I’m going to give you the secrets of success. As I tell my students, this may be the most important advice you ever receive. Sure, I still have goals to achieve – but I’ve reached some and am confident you’ll find this post helpful. It was inspired by Tuesday’s event in Nashville, where my band won regionals in the Shure SM58 Give It Voice Tour:
Two bits of wisdom – well, one biggie in two parts. #1: Talent is code for strong work ethic. There is no substitute. The FX pedal shown here does not exist. You have complete control over your talent level. People often think of talent as being assigned by G-d, but it’s time and effort. Every athlete is born with the same muscle and skeleton structure. Every guitarist had to learn how to play at some point. When I began singing, I was horrible. Like, really bad. I worked on it. I got better. On Tuesday, a gentleman from Shure said I had “an amazing voice” (they make microphones). Look at Spud Webb, who was probably told as a kid that he could never play pro basketball due to his height. Work hard, practice, improve your game and you can achieve any goal. You may have to work harder than anyone else – not everyone has the same hill to climb – but you’ll reach the top eventually. Which brings us to #2, the formula for distance: Time x Effort = Distance.

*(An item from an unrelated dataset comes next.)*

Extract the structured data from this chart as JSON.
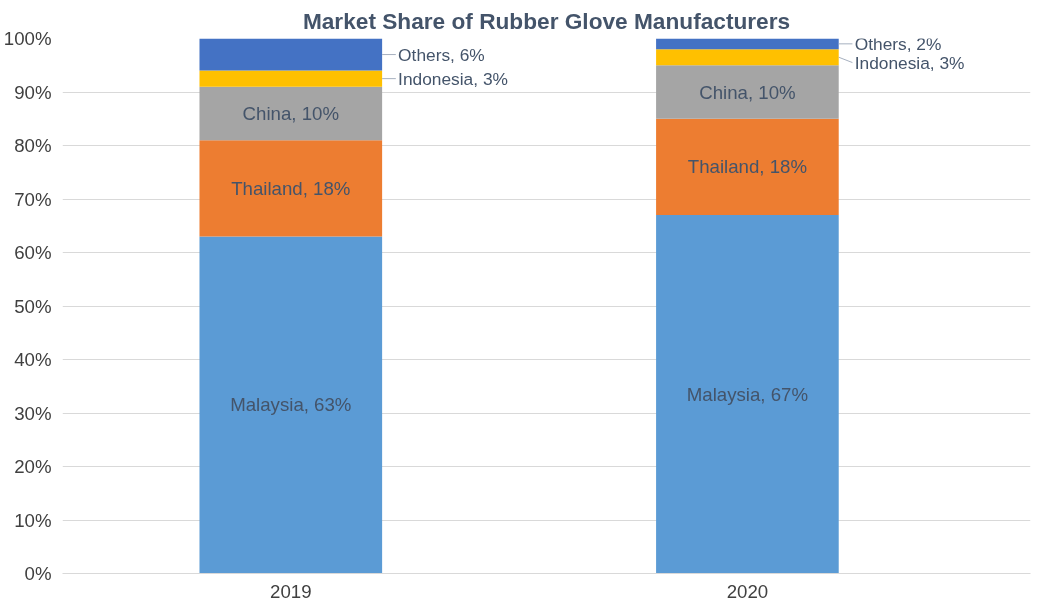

The harder you work, the less time it will take to reach your destination. If you only practice once a week, it will take you seven times longer to [play guitar well] than your classmate who practices daily. Sometimes my students are discouraged by this part; they want that Talent Simulator. I think it’s because American pop culture encourages quick fixes – microwaves, magic diet pills (or liposuction), tanning salons … I’m sure there are better examples but you see my point.
The harder you work, the farther you will go in the same amount of time. Rat Race? No worries when you are working harder than your competition; you will go farther. The only risk is burning out. Recall the astronomical metaphor commonly heard when famous people die young, “the brightest stars burn fastest.” This may be true, but with moderation you can avoid becoming a burnout. Moderation is key. Everyone has different limits, everyone has different struggles. Maybe the tools you need are not available? Maybe you have it harder than the next person. But maybe you can work a little harder and focus more on what really needs to be done to achieve your goal(s).